In March 1926 Swami Shraddhananda performed a Suddhi in Delhi that shook the Muslim community. A Muslim lady from Karachi, Asghari Begum, arrived in the capital and asked Swami Ji to be converted to Aryan faith. She had read a lot about Hinduism, and had decided to undergo Suddhi and become a member of the Aryasamaj. Against will of her husband she had secretly left her home and made her way to Delhi with her children. The ceremony was duly performed; she was given the new name Shanty Devi, and with her children was put up in the Arya widow’s home. Months later her husband tracked her down in Delhi, and he attempted to persuade his wife to change her mind. When this proved unsuccessful, he instituted on 2nd Sept. a law case against Swami ji, Shanty Devi, Swami Ji’s son Indra and Swami Ji’s son in law Dr Sukhdeo, for conspiracy in the abduction of his wife and children. The case was finally decided by the court on 4th December with clear acquittal of all the accused (leader 2 oct. 1926).

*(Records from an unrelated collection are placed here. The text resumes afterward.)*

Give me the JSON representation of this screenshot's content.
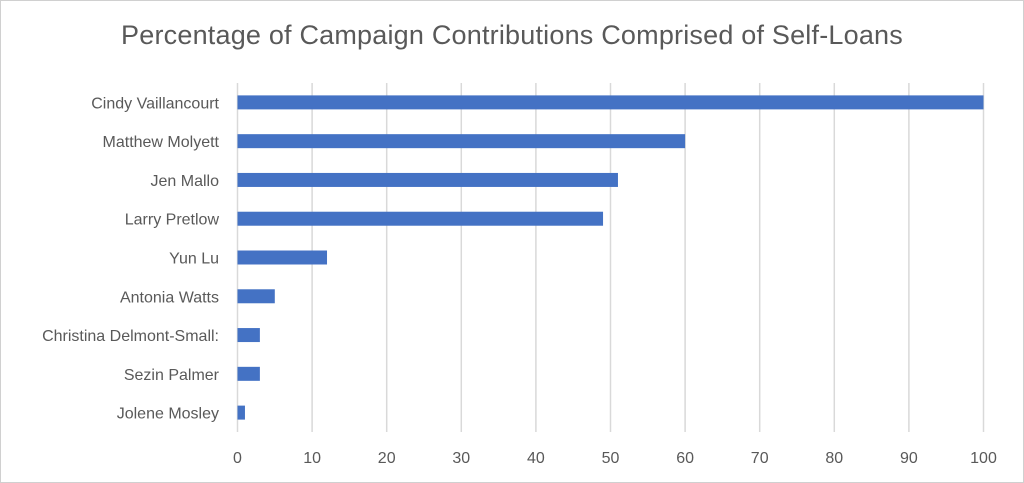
{
  "chart_data": {
    "type": "bar",
    "orientation": "horizontal",
    "title": "Percentage of Campaign Contributions Comprised of Self-Loans",
    "xlabel": "",
    "ylabel": "",
    "categories": [
      "Cindy Vaillancourt",
      "Matthew Molyett",
      "Jen Mallo",
      "Larry Pretlow",
      "Yun Lu",
      "Antonia Watts",
      "Christina Delmont-Small:",
      "Sezin Palmer",
      "Jolene Mosley"
    ],
    "values": [
      100,
      60,
      51,
      49,
      12,
      5,
      3,
      3,
      1
    ],
    "xlim": [
      0,
      100
    ],
    "xticks": [
      0,
      10,
      20,
      30,
      40,
      50,
      60,
      70,
      80,
      90,
      100
    ],
    "grid": true,
    "legend": "none",
    "bar_color": "#4472c4",
    "grid_color": "#d9d9d9"
  }
}
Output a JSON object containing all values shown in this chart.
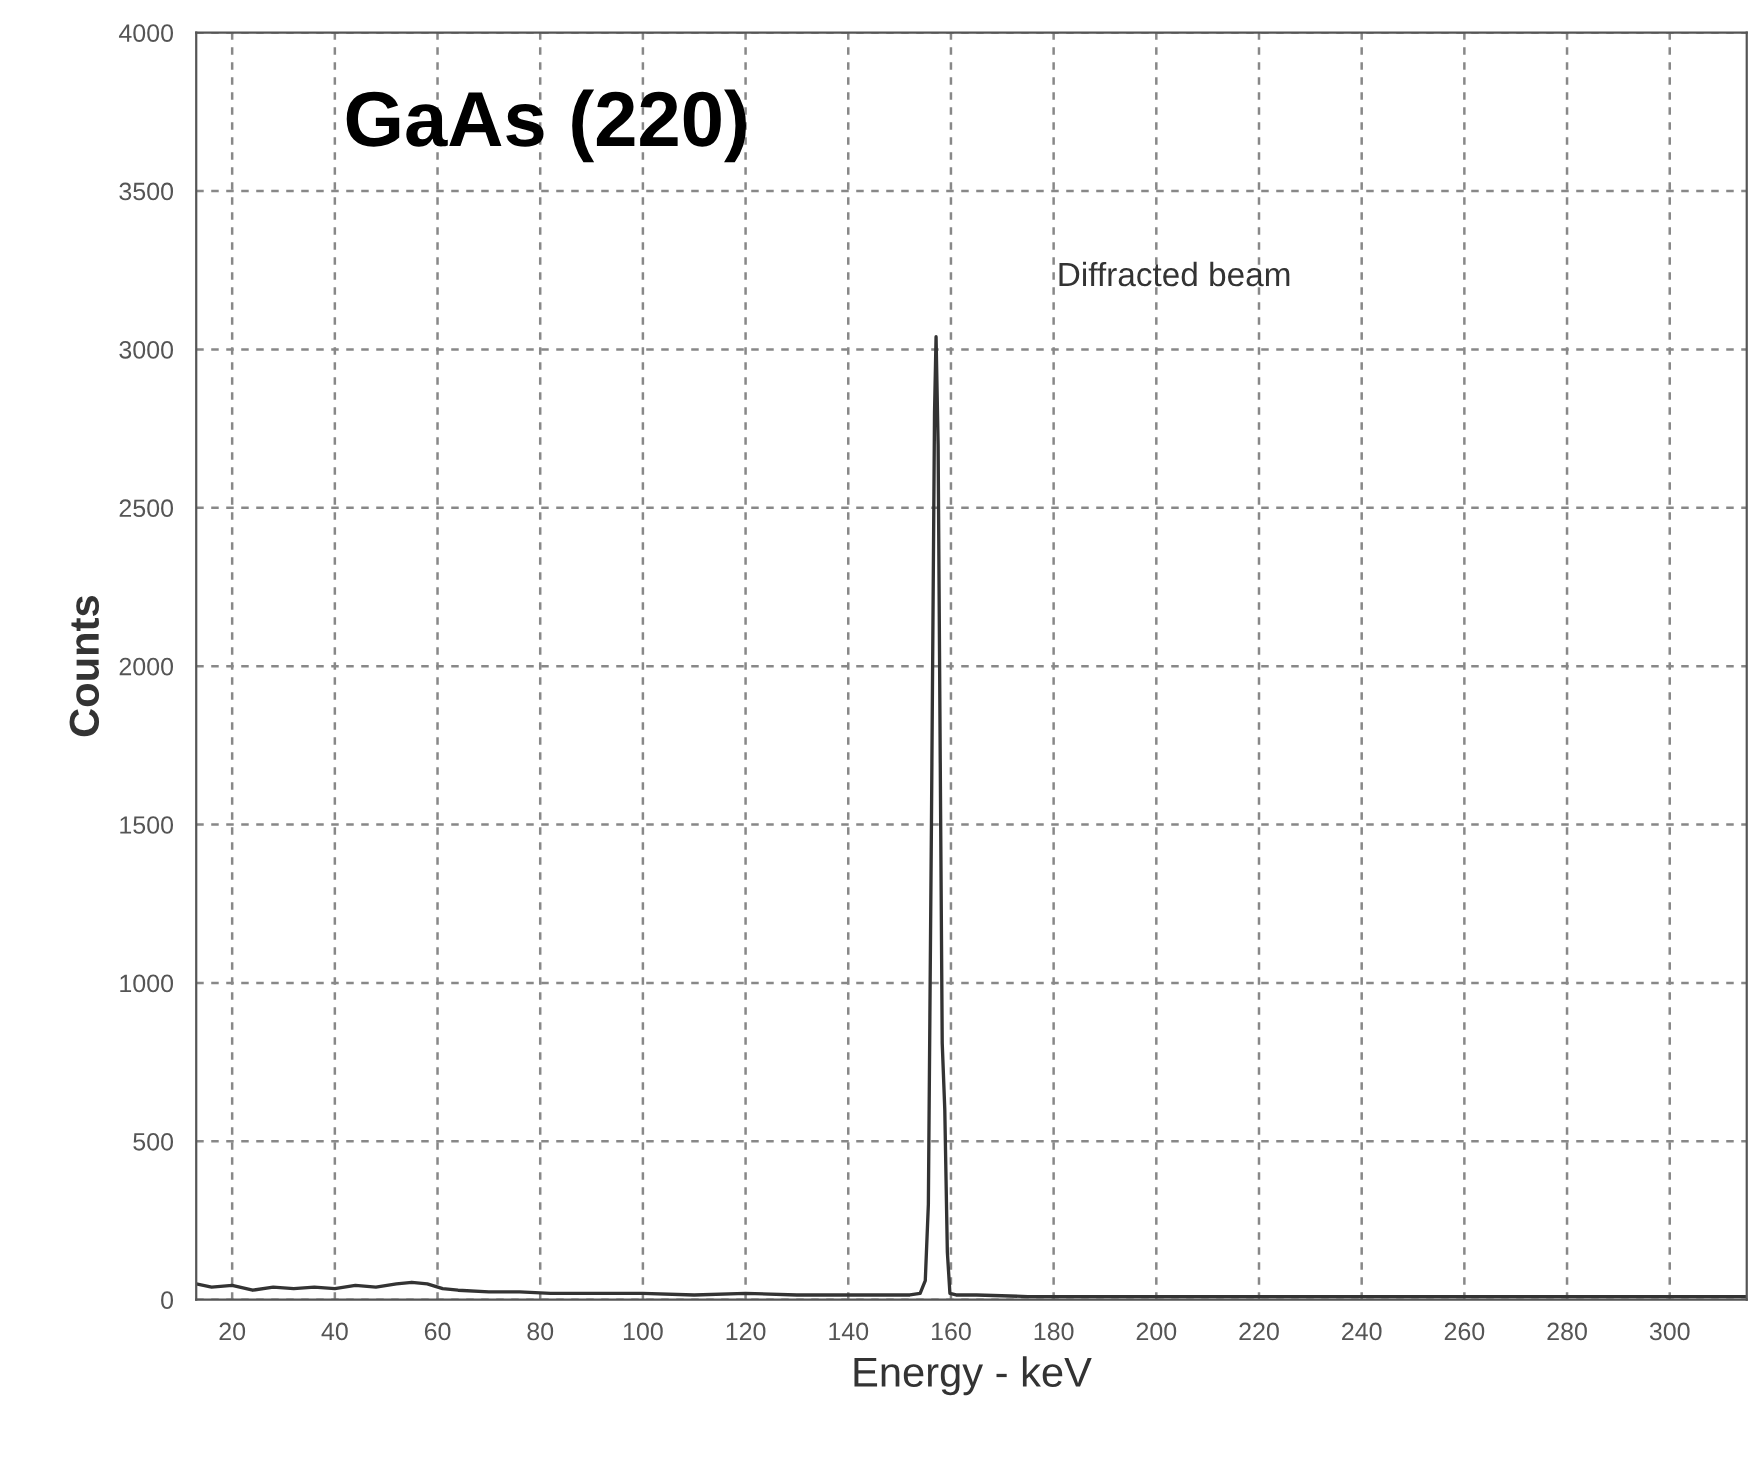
{
  "chart_data": {
    "type": "line",
    "title": "GaAs (220)",
    "xlabel": "Energy - keV",
    "ylabel": "Counts",
    "annotations": [
      "Diffracted beam"
    ],
    "series": [
      {
        "color": "#333333",
        "x": [
          13,
          16,
          20,
          24,
          28,
          32,
          36,
          40,
          44,
          48,
          52,
          55,
          58,
          61,
          64,
          70,
          76,
          82,
          90,
          100,
          110,
          120,
          130,
          140,
          148,
          152,
          154,
          155,
          155.6,
          156.2,
          156.8,
          157.1,
          157.5,
          158,
          158.3,
          158.8,
          159.3,
          159.8,
          161,
          165,
          175,
          190,
          210,
          230,
          250,
          270,
          290,
          305,
          315
        ],
        "values": [
          50,
          40,
          45,
          30,
          40,
          35,
          40,
          35,
          45,
          40,
          50,
          55,
          50,
          35,
          30,
          25,
          25,
          20,
          20,
          20,
          15,
          20,
          15,
          15,
          15,
          15,
          20,
          60,
          300,
          1500,
          2800,
          3040,
          2700,
          1500,
          810,
          600,
          150,
          20,
          15,
          15,
          10,
          10,
          10,
          10,
          10,
          10,
          10,
          10,
          10
        ]
      }
    ],
    "xlim": [
      13,
      315
    ],
    "ylim": [
      0,
      4000
    ],
    "xticks": [
      20,
      40,
      60,
      80,
      100,
      120,
      140,
      160,
      180,
      200,
      220,
      240,
      260,
      280,
      300
    ],
    "yticks": [
      0,
      500,
      1000,
      1500,
      2000,
      2500,
      3000,
      3500,
      4000
    ],
    "grid": true,
    "legend": false,
    "marker": "none",
    "line_style": "solid"
  }
}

During these months Muslim community was in a ferment of indignant animosity over the incident. Some Muslim papers were violent in their condemnation of Swami Shraddhananda, especially Hasan Nizami in his Darwesh. For months Indra was extremely concerned about the safety of his father, who stubbornly insisted on ignoring all threats and continued to take evening walks in the surrounding Muslim quarter. (PITA p-291)

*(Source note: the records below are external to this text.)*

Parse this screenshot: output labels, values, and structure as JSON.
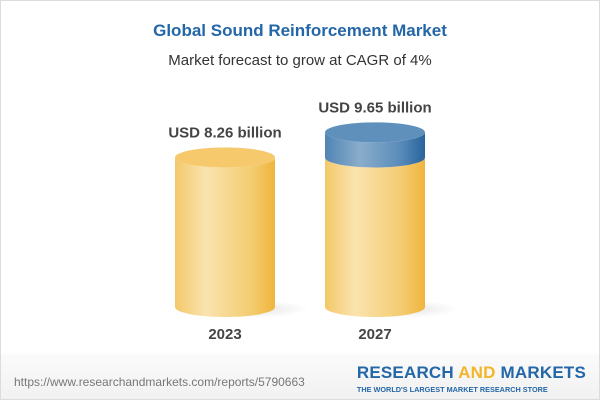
{
  "title": "Global Sound Reinforcement Market",
  "subtitle": "Market forecast to grow at CAGR of 4%",
  "chart_data": {
    "type": "bar",
    "style": "3d-cylinder",
    "title": "Global Sound Reinforcement Market",
    "subtitle": "Market forecast to grow at CAGR of 4%",
    "categories": [
      "2023",
      "2027"
    ],
    "values": [
      8.26,
      9.65
    ],
    "data_labels": [
      "USD 8.26 billion",
      "USD 9.65 billion"
    ],
    "unit": "USD billion",
    "cagr_percent": 4,
    "grid": false,
    "colors": {
      "base": "#f4c25a",
      "growth": "#4f84b4"
    }
  },
  "footer": {
    "url": "https://www.researchandmarkets.com/reports/5790663",
    "logo": {
      "part1": "RESEARCH ",
      "part2": "AND",
      "part3": " MARKETS",
      "tagline": "THE WORLD'S LARGEST MARKET RESEARCH STORE"
    }
  }
}
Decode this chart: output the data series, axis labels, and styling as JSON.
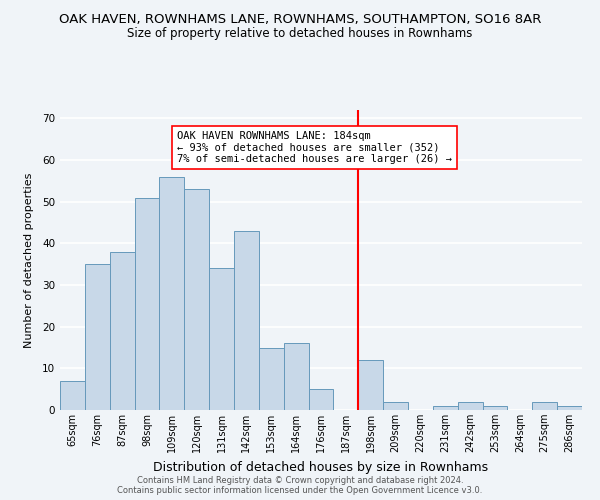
{
  "title": "OAK HAVEN, ROWNHAMS LANE, ROWNHAMS, SOUTHAMPTON, SO16 8AR",
  "subtitle": "Size of property relative to detached houses in Rownhams",
  "xlabel": "Distribution of detached houses by size in Rownhams",
  "ylabel": "Number of detached properties",
  "footer_line1": "Contains HM Land Registry data © Crown copyright and database right 2024.",
  "footer_line2": "Contains public sector information licensed under the Open Government Licence v3.0.",
  "bar_labels": [
    "65sqm",
    "76sqm",
    "87sqm",
    "98sqm",
    "109sqm",
    "120sqm",
    "131sqm",
    "142sqm",
    "153sqm",
    "164sqm",
    "176sqm",
    "187sqm",
    "198sqm",
    "209sqm",
    "220sqm",
    "231sqm",
    "242sqm",
    "253sqm",
    "264sqm",
    "275sqm",
    "286sqm"
  ],
  "bar_values": [
    7,
    35,
    38,
    51,
    56,
    53,
    34,
    43,
    15,
    16,
    5,
    0,
    12,
    2,
    0,
    1,
    2,
    1,
    0,
    2,
    1
  ],
  "bar_color": "#c8d8e8",
  "bar_edge_color": "#6699bb",
  "vline_x": 11.5,
  "vline_color": "red",
  "annotation_title": "OAK HAVEN ROWNHAMS LANE: 184sqm",
  "annotation_line1": "← 93% of detached houses are smaller (352)",
  "annotation_line2": "7% of semi-detached houses are larger (26) →",
  "ylim": [
    0,
    72
  ],
  "yticks": [
    0,
    10,
    20,
    30,
    40,
    50,
    60,
    70
  ],
  "background_color": "#f0f4f8",
  "grid_color": "#ffffff",
  "title_fontsize": 9.5,
  "subtitle_fontsize": 8.5,
  "xlabel_fontsize": 9,
  "ylabel_fontsize": 8
}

In December from his trip to Benaras Swami Shraddhananda fell very ill. He was diagnosed as bronchial pneumonia patient by Dr Sukhdeo and Dr Ansari. Swami Ji realized that death had hovered close. He said “this body is no longer capable of service. My wish is that I be reborn in India so that I can serve her again” (PITA p-638)

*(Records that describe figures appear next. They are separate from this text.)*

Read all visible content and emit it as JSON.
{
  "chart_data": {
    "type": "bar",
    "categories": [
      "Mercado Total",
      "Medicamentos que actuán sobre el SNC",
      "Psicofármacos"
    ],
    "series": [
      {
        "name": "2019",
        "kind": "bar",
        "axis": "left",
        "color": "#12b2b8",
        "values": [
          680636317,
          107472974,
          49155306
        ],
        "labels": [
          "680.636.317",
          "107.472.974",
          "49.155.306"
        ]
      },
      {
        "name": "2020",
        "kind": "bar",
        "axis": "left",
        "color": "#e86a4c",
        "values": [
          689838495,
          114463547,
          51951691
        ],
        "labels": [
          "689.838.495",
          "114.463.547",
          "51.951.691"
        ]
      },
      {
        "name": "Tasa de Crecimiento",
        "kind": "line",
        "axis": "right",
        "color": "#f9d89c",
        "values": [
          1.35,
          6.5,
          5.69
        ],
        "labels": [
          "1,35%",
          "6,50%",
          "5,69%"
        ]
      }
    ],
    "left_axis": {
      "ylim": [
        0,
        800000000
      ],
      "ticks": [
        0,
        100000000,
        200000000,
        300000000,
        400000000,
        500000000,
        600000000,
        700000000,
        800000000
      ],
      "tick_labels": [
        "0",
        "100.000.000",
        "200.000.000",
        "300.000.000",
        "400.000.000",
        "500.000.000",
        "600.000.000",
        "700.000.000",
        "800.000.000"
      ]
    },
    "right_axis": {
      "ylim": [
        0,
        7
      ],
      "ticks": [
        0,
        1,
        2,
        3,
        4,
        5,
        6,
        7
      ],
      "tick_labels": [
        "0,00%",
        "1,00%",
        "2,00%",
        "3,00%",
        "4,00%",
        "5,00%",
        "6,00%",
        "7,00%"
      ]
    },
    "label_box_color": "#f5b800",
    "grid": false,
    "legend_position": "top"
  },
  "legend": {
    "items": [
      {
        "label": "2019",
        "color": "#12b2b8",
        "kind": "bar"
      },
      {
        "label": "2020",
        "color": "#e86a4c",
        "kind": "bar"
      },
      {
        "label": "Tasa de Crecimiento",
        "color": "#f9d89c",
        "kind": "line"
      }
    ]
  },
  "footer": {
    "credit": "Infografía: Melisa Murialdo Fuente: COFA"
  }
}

On 23rd Dec. Indra and others had paid their usual visit to Swami ji around midday, and they left him to have some rest. Around 4 p.m. a Muslim called Abdul Rashid came to the house and asked to see the Swami in order to discuss some problems of Islamic religion. Dharma Singh, Swami Ji’s personal attendant was inclined to refuse him access, but the visitor insisted. When the Swami called his attendant, and was told of the visitor, he invited him in and explained that he could not help him right away, but would be happy to do so later. The visitor then asked for a glass of water, and while Dharma Singh was taking his glass away, he rushed up to Swami Shraddhananda and fired two bullets point-black into his chest. Dharma Singh came running and was shot in the thigh. The commotion brought Dharmpal, the swami’s secretary running. He overpowered the assassin and held him till the police arrived. (PITA p.283) Indra arrived within minutes, but the Swami had died instantly. As he looked upon his father’s face, peaceful in death, Indra thought of these words the swami had uttered not long before. “Yet it is a source of contentment to me that I am singled out as the one worthy of wearing the crown of martyrdom” (BIO –p.598).
25th Dec, 1926 witnessed the last journey of the great swami whose whole life was dedicated for the Vedic dharma. The crowd was uncontrollable through the streets of Delhi and his last rites were performed by Indra.